What the authors did here was to find a smart way of training a new model able to "simulate" in a single step what diffusion achieves in many; to do so, they took many triplets of (prompt, noise, image) generated starting from random noise and a (fixed) pretrained stable diffusion checkpoint. The model is trained to replicate the results.
So, it is surprising that this works at all at creating meaningful images, but it would be _really_ surprising (i.e. probably impossible) if it generated meaningful images which were seriously different from the ones it was pretrained with!
albert_e|1 year ago
Pardon my ignorance ...
Does MIT model then not work as a general text-to-image model to generate novel images based on arbitrary new text prompts that it has not seen before?
spi|1 year ago
My understanding is that this paper by MIT doesn't train any new model from scratch. I takes a pretrained model (e.g.
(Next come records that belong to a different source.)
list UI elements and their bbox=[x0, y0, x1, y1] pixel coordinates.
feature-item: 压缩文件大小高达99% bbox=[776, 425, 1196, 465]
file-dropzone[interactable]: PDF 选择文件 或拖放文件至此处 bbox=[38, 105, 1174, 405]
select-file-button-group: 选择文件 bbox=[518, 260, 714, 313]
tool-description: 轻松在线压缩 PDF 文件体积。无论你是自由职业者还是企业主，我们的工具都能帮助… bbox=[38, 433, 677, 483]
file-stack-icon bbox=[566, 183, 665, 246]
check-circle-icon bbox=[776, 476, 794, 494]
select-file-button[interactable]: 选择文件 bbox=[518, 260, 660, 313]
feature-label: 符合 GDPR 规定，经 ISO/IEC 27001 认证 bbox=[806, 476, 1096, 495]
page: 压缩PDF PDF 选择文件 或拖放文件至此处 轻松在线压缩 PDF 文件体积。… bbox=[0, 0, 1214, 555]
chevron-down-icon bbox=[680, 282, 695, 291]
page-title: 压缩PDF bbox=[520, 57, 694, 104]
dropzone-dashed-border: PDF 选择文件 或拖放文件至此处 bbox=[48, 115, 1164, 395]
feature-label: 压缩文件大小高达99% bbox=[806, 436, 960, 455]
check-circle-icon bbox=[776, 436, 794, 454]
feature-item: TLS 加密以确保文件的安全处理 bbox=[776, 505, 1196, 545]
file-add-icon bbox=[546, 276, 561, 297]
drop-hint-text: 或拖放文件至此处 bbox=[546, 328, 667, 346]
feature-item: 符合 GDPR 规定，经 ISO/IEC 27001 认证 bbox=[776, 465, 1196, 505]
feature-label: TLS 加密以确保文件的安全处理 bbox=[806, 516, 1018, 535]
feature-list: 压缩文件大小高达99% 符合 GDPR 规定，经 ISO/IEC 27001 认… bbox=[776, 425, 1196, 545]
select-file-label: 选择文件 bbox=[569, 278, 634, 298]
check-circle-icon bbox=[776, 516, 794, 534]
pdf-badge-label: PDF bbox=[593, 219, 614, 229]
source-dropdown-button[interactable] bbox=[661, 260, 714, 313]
StableDiffusion), which however is trained to do "a small step" only: you fix a number of steps (e.g. 1000 in the MIT paper), and ask the model to predict how to "enhance" an image by a certain step (e.g. of size 1/1000); the constants are adjusted so that, if the model is "perfect", you get from pure white noise to an image in the exact number of steps you set. If I remember correctly how diffusion works, in theory you could set this number to any value, including 1, but in practice you need several hundreds to get a good result, i.e. the original StableDiffusion model is only able to fit a small adjustment.
This new paper shows how to "distil" the original model (in this case, StableDiffusion) into another model. However, unlike typical distillation, which is used to compress a big model into a smaller one, in this case the distilled model is basically the same as the one you start with; but it has been trained with a different objective, namely to transform random noise to the prediction that the original model (StableDiffusion) would make in 1000 steps. To do so, it is trained on a very large amount of triples (text, noise, image). But I don't think you can incorporate into this training procedure other "real" images that are not generated by the model you start with, because you don't have a corresponding noise (abstractly, there is no such concept as "corresponding noise" to a given image, because the relation noise -> image depends on the specific model you start with, and this map is not anywhere near invertible, since not all images can be generated by StableDiffusion, or any other model).
Once the model is trained, you can of course give it a new prompt and, in theory, it should generate something rather similar to what StableDiffusion would generate with the same prompt (hopefully, the example displayed on their web page are not from the training set! Otherwise it would be totally useless). But you should never obtain something "totally different" from what StableDiffusion would give you, so in that sense it's not "general", it is "just" a model that imitates StableDiffusion very well while being much faster. Which is already great of course :-)